Revisando The Howling, película de Joe Dante programada durante la Semana, me emocioné con los arrebatos humorísticos que invaden una obra esencialmente terrorífica. No se trata de una rareza. Sin ir más lejos, la comedia de terror es un subgénero, o una mezcla de géneros, de larga tradición y con muchos adeptos. Pero no pienso, en este caso, en películas que hacen chocar dos géneros distintos, sino en la aparición de un elemento revulsivo que impulsa a una obra específica hacia terrenos inesperados. En The Howling, a Dante le basta con incluir una mueca sardónica en la mutación de un hombre lobo o mostrar un fragmento del corto animado Little Boy Blue (Ub Iwerks, 1936) en un televisor para generar desconcierto y malestar en el espectador. Es tarea de editores y escritores ayudar a consolidar malestares de ese estilo; no malestares gratuitos, clasificables hoy como parte de una incorrección política de moda, sino pequeñas, o no tan pequeñas, irrupciones del caos, que ayuden a dar vuelta, o al menos torcer, un panorama que por momentos parece bastante adocenado.

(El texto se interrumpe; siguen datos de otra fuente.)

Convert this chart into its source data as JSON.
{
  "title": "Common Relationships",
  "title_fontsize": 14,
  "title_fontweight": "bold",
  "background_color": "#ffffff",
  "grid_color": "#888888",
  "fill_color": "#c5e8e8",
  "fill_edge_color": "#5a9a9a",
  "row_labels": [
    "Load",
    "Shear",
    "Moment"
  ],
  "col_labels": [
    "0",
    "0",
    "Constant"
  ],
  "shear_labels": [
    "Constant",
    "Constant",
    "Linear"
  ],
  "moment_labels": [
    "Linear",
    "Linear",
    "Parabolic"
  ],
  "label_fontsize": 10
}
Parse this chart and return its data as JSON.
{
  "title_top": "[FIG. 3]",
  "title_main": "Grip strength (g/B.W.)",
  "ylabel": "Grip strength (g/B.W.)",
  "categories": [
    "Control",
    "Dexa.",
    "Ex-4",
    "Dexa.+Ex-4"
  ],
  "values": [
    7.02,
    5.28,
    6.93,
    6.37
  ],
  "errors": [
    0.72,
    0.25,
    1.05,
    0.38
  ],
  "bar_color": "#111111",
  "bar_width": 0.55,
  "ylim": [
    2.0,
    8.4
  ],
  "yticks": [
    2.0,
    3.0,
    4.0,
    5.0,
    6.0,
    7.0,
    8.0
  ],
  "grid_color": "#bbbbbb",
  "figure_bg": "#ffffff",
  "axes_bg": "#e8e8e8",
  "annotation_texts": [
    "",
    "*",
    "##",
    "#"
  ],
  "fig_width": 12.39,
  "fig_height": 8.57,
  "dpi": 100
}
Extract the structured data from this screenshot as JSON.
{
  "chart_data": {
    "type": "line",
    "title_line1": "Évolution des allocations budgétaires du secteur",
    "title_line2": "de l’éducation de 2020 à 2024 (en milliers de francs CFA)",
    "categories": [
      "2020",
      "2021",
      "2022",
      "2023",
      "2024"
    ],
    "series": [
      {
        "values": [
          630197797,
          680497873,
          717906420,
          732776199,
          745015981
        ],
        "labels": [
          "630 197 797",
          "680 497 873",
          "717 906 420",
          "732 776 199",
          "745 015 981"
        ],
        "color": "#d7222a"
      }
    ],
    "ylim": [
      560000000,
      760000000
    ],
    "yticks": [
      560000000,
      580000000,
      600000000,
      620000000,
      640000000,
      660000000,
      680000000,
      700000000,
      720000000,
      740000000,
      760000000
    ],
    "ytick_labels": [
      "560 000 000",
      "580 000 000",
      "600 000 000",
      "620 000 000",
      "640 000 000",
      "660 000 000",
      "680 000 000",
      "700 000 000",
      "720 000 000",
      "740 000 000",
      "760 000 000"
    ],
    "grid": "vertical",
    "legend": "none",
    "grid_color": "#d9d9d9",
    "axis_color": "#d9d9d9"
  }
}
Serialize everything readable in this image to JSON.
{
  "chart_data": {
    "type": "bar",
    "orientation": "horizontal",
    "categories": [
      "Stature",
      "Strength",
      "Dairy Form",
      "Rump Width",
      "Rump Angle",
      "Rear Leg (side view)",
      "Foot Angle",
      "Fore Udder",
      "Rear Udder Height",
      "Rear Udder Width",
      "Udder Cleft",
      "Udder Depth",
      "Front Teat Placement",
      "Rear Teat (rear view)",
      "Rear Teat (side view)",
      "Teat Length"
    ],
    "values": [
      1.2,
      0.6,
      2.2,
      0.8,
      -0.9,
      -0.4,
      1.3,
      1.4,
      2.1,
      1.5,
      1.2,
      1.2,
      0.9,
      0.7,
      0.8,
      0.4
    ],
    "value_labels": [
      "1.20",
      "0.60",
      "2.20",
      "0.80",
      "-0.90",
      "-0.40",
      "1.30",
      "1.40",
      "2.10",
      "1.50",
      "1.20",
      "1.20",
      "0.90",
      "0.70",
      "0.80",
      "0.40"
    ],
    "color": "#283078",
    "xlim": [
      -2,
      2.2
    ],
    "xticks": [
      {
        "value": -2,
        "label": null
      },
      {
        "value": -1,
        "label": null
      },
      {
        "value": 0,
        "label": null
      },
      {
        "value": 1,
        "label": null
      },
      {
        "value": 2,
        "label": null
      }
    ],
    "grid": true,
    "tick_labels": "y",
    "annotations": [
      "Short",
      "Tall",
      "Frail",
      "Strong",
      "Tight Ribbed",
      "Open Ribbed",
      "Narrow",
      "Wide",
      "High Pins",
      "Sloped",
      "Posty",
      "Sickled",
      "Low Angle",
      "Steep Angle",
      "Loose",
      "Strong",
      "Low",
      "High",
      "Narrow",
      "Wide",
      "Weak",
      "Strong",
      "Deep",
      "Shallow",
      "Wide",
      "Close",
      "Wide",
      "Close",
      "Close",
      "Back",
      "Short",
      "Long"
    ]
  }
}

A esta altura de la carta, te preguntarás dónde quedó aquella idea que te había comentado de construir un diálogo entre películas con trenes, que tendría como impulso algunas programadas en la Semana de la Cinefilia pero extendería el mapa hacia otros films. Quedará para otra ocasión. Solo propongo, a modo de cierre, y de introducción de ese texto futuro, una tensión o un diálogo entre minimalismo y maximalismo, entre dos cortos del director inglés Guy Sherwin. En uno de ellos, Clock & Train (1978, 3 mins), la cámara filma la ventana de un tren en movimiento; en el exterior, siempre de día, puede verse una acumulación de paisajes urbanos borrosos. Un reloj en primer plano, del lado de adentro del tren, genera una dualidad visual chocante y da lugar a ideas sobre la relación entre tiempo y movimiento. En el otro, Night Train (1979, 2 mins), también filmado aparentemente desde un tren, pero de noche, el exterior se convierte en líneas abstractas, luces que brillan cada tanto, arbitrariamente, contra un fondo negrísimo. Durante un par de segundos el tren aminora la velocidad, o se detiene, y llegamos a ver una calle con un cartel publicitario de una pareja que se abraza sonriente.


Notas:

1 En el libro Cine del mañana (2010), editado por Roger Koza para el Festival Internacional de Cine de Mar del Plata.

2 Si bien esto fue debatido recientemente, por ejemplo, tras el puesto al que llegó Jeanne Dielman… de Chantal Akerman en la última encuesta de Sight & Sound, tal vez debería ser practicado de forma cotidiana, y no solo en casos de gran visibilidad y resonancia.